The immediate aim of treatment of a burnt hand is to restore mobility as soon as possible, preferably within one to three weeks, if contracture formation is to be minimised. Measures that must be taken include control of swelling by elevation, fasciotomy and removal of eschar, immediate or early grafting and prompt debridement. Electrical burns often produce significant hidden damage in the hand. A localised small burn at the point of electrical contact can be associated with extensive deep coagulative necrosis of vessels, nerves and tendons under apparently normal skin. Treatment is similar to that required for high-pressure injection injuries, where a similar degree of deep damage can occur. Immediate decompression and removal of the foreign material offers the best chance of recovery, but a high rate of finger and partial hand amputation is unavoidable in many instances of severe electrical burns.
Digital reimplantation and microsurgery
In some circumstances an amputated digit or thumb may warrant reimplantation. In these circumstances the duration of warm ischaemia (ideally less than 12 hours) or cold ischaemia (less than 24 hours) has an impact on the viability of reimplantation. General principles include: wound preparation and decontamination of the amputated digit; identification of neurovascular structures; bone shortening (to facilitate tension-free neurovascular repair); microsurgical repair of neurovascular structures (ensuring adequate blood flow); and fixation of fractures (e.g. with Kirschner, K-wires).
Wound closure
Direct suturing is the preferred method for clean incised wounds or those made so after debridement, if this can be achieved without tension. Skin cover is desirable unless there is gross contamination, oedema or infection, in which case closure is best delayed for a few days. Primary free skin grafts or flaps may be necessary to gain closure. When bare tendon or bone is exposed, skin grafts will not take and flaps must be transferred from local or distant sites for skin cover. Sometimes the skin from a severely damaged finger can be used, after its amputation, as a rotation or transposition flap.

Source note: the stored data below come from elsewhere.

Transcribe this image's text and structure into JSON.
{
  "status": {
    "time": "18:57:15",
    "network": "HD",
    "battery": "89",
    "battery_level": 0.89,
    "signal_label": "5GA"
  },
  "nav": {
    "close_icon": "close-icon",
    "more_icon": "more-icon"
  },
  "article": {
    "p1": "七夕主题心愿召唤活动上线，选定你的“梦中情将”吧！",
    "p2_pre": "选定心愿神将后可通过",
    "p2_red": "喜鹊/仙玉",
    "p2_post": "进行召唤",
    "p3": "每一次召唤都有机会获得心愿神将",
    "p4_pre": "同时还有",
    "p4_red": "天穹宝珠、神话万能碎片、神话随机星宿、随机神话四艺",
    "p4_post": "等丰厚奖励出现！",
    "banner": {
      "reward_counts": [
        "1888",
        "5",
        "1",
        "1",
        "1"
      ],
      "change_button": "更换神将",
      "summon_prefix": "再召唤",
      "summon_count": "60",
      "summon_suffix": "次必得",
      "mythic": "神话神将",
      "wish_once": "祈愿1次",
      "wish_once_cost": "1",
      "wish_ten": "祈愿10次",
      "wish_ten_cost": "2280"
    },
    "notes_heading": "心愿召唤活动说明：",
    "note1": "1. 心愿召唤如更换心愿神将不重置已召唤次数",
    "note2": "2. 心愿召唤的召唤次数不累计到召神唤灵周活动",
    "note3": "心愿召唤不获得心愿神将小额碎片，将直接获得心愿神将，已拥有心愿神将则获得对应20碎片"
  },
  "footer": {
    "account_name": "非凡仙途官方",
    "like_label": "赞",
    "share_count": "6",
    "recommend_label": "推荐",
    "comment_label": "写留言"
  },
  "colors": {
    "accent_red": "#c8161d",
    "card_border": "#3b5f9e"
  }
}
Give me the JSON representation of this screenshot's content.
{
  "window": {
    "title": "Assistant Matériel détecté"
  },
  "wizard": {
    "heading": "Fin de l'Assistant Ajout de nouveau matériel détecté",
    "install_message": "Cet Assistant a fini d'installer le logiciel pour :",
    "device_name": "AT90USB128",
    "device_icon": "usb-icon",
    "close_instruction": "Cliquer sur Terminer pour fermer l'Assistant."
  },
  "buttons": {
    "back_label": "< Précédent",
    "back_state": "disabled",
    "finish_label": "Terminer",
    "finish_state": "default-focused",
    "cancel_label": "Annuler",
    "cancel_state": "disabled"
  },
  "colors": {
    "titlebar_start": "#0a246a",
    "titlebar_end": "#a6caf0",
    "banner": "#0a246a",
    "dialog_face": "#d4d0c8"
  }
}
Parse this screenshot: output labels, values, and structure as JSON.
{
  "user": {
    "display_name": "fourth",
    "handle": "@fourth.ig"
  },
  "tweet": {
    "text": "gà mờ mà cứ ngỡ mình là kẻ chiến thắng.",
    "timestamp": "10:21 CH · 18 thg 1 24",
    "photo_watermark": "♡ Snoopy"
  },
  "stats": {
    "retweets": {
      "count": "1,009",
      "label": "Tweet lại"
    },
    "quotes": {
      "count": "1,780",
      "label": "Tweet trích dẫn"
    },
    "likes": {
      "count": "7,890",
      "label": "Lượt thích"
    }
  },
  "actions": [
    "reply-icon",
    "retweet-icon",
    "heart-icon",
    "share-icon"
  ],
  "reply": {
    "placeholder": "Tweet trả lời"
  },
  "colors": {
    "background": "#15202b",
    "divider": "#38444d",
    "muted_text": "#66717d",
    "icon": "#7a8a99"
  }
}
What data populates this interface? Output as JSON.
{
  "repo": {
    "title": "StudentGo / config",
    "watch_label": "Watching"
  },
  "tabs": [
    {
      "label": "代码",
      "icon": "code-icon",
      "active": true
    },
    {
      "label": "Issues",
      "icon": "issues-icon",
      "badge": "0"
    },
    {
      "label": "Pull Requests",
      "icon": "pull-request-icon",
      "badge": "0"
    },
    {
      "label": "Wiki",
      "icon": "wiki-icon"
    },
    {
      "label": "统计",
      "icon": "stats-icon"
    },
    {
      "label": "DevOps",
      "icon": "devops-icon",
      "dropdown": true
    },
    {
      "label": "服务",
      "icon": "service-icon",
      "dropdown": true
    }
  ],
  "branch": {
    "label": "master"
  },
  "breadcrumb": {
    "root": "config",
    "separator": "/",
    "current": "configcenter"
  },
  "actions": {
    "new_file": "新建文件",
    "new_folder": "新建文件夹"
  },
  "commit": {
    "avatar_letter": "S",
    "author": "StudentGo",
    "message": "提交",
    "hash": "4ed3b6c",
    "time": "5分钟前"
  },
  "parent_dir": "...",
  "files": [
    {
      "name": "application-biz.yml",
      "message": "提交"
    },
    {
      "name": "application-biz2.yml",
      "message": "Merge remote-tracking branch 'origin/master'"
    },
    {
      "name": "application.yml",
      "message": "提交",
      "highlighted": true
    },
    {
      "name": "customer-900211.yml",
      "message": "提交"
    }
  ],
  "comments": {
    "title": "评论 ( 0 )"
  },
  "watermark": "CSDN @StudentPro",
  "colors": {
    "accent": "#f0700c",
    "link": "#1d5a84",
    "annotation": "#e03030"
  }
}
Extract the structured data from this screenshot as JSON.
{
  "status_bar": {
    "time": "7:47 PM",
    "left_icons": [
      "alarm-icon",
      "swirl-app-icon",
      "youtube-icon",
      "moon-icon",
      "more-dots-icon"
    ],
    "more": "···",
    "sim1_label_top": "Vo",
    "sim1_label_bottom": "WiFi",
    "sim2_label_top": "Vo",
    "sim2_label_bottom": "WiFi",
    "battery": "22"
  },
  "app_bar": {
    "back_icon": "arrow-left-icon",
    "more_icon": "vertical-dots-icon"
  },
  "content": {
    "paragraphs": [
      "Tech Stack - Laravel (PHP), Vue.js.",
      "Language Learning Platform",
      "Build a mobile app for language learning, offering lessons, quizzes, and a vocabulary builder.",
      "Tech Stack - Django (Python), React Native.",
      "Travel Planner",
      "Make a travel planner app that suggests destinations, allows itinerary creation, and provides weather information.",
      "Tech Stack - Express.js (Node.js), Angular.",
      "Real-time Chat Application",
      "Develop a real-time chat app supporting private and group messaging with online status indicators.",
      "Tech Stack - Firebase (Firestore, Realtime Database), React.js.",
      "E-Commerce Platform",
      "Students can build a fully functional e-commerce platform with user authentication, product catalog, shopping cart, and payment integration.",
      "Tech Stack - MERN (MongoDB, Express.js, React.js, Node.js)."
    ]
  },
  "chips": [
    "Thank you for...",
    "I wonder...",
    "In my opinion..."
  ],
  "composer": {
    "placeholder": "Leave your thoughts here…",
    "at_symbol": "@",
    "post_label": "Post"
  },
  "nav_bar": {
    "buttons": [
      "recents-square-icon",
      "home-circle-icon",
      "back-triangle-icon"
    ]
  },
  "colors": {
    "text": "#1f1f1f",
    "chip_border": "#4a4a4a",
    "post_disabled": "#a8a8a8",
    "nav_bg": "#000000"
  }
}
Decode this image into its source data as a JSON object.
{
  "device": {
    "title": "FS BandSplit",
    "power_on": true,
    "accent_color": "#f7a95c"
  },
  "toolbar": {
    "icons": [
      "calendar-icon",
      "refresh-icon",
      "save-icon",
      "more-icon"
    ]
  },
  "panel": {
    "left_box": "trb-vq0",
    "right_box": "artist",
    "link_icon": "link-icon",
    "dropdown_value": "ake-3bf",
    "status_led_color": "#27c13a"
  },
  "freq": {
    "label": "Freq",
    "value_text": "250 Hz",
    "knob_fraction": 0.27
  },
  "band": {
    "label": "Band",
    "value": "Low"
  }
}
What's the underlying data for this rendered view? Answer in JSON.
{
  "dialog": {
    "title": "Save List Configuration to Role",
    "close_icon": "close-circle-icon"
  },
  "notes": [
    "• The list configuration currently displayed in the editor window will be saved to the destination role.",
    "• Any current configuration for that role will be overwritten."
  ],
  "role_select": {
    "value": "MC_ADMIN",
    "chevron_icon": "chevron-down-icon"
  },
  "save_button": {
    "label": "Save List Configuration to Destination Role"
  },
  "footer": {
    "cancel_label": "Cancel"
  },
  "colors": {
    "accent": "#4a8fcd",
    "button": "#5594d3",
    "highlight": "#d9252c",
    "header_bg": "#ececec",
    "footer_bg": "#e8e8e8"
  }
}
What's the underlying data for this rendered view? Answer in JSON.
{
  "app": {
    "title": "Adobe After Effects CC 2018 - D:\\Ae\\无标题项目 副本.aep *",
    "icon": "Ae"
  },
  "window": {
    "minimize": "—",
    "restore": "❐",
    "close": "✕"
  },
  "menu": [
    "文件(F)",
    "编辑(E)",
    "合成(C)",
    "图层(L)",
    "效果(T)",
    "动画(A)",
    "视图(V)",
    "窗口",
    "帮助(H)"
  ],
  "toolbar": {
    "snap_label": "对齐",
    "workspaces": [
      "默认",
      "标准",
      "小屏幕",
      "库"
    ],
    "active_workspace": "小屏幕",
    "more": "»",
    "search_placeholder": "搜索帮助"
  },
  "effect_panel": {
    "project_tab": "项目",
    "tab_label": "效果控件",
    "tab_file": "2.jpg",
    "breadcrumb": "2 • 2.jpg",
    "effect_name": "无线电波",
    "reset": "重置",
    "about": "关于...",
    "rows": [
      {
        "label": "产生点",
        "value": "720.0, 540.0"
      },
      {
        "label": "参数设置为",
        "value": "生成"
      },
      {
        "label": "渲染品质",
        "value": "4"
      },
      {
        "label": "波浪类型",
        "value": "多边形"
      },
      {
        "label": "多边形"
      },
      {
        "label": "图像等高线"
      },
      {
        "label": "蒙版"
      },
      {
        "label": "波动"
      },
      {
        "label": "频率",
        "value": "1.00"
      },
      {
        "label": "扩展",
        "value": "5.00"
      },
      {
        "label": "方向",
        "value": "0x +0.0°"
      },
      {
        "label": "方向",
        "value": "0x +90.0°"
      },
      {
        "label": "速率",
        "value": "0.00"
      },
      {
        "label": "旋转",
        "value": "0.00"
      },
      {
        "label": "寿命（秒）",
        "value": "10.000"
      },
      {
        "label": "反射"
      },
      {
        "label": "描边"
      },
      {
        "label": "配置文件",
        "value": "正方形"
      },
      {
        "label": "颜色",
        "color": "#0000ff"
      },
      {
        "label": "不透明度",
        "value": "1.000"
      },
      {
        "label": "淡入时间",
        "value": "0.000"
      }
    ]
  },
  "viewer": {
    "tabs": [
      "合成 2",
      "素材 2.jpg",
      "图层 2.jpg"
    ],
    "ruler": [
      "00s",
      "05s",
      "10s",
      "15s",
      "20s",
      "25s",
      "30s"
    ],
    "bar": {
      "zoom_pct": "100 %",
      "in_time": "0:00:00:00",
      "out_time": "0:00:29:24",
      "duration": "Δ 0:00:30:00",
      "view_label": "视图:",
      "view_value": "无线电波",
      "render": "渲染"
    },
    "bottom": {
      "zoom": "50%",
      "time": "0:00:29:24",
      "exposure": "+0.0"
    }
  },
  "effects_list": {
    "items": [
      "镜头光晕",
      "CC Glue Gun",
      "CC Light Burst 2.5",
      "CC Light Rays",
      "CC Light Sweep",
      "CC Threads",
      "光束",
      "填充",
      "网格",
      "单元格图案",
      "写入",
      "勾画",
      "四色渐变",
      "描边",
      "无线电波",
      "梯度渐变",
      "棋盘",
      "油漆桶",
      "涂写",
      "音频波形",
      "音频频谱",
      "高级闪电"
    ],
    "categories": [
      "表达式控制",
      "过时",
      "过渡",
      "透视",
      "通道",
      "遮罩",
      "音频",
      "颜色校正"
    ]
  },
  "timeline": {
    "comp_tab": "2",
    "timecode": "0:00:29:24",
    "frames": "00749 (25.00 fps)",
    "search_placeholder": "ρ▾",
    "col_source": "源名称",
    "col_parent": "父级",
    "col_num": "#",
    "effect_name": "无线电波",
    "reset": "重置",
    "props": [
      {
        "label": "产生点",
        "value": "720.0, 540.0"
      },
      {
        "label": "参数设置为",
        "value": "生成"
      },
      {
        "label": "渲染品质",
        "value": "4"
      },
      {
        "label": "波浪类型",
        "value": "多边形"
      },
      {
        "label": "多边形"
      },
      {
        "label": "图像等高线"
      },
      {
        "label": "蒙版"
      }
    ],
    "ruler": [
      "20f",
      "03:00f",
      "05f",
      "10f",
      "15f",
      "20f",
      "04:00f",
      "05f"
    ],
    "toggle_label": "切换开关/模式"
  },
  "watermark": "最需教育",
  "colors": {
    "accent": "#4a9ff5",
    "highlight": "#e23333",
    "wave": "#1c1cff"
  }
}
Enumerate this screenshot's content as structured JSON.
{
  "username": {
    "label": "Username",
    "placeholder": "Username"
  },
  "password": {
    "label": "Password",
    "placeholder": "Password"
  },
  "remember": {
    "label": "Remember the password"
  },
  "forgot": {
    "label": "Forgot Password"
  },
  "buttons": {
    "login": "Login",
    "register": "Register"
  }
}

Postoperative management and secondary procedures
At the end of the operation the hand is elevated and rested in a splint (‘every operation on the hand deserves a plaster’). The metacarpophalangeal joints are flexed to 90° and the fingers are extended so that the joint capsules are kept in the stretched position. The hand is dressed with layers of porous paraffin and dry gauze and acriflavine wool. A firm crepe bandage is used to apply even pressure to the hand and the hand is splinted in elevation for 48 hours to minimise oedema formation. Dressings are changed at two to three weeks or earlier if it is necessary to inspect whether a skin graft has taken. Persistence of pain suggests congestion or inadequate immobilisation. Congestion should be relieved by elevation, division of the plaster cast and sometimes reopening of the skin and fascia. Active exercises are commenced as soon as the wound has healed. Secondary operations may be necessary and include correction of skin contractures by Z-plasty or skin grafting, secondary tendon repair or tendon grafting and nerve re-suture. Later reconstruction may also be necessary for the severely mutilated hand. These operations include finger and thumb reconstruction and toe transfer. Rehabilitation is coordinated in a specialist hand clinic.